A negative externality leads to an inefficient price and level of output in two ways. First, since the third party is forced to deliver a good or service at a more cost, this necessitates the need to shift the extra fees to the consumer to cover the suffered losses (Chen, 2010). In covering these losses, the consumers pay for goods and services at a higher cost, inefficient. The level of output is also affected in the following way. As the third party incurs additional expenses due to the externality, this brings down their output level (Chen, 2010). For instance, from the case study, the fact that businesses incur more costs in fueling the vehicles means that the extra money that ought to have been used in producing goods ends up as part of fuel expenses. As a result of the additional cost incurred and caused by the traffic (negative externality), this makes the level of output go down. As explained in the diagram below, inefficiencies in the Social Marginal Benefit increase prices (P0 to P2) and decrease the output level (Q2 to Q1).
Fig 1.1 showing how a negative externality leads to an inefficient price and level of output (Chen, 2010).
The government can address negative externality by imposing taxes on goods whose production leads to additional/spillover costs and subsidizing activities that lead to the externality.
Question 2
Nash equilibrium is a concept under Game theory. Each player is assumed to know the equilibrium strategies of the other player, where there is no incentive to deviate from the original strategy.
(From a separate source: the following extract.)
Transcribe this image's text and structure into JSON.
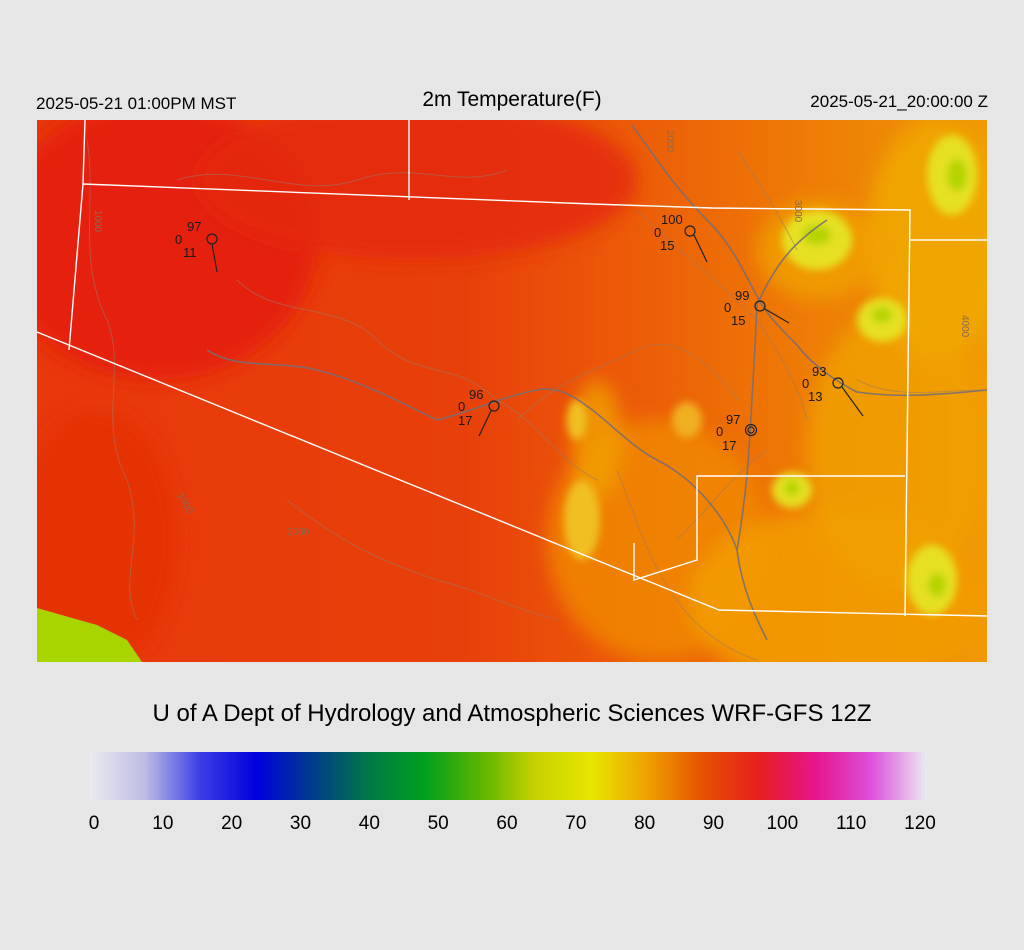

The strategies for AMD and Intel include to conduct R&D or not to conduct R&D. If Intel chooses to conduct R&D, AMG will accept $20 as the payoff. IF AMG decides not to conduct R&G, AMG chooses 15 as the payoff. On the side of AMG, if AMG chooses to conduct R&D, Intel chooses $5 as the payoff while Intel chooses $15 as the payoff if AMG decides not to do R&D. The Nash equilibrium, in this case, is strategies NO R&D for Intel and No R&D for AMD. The payoffs at Nash equilibrium for the two firms are (8,15).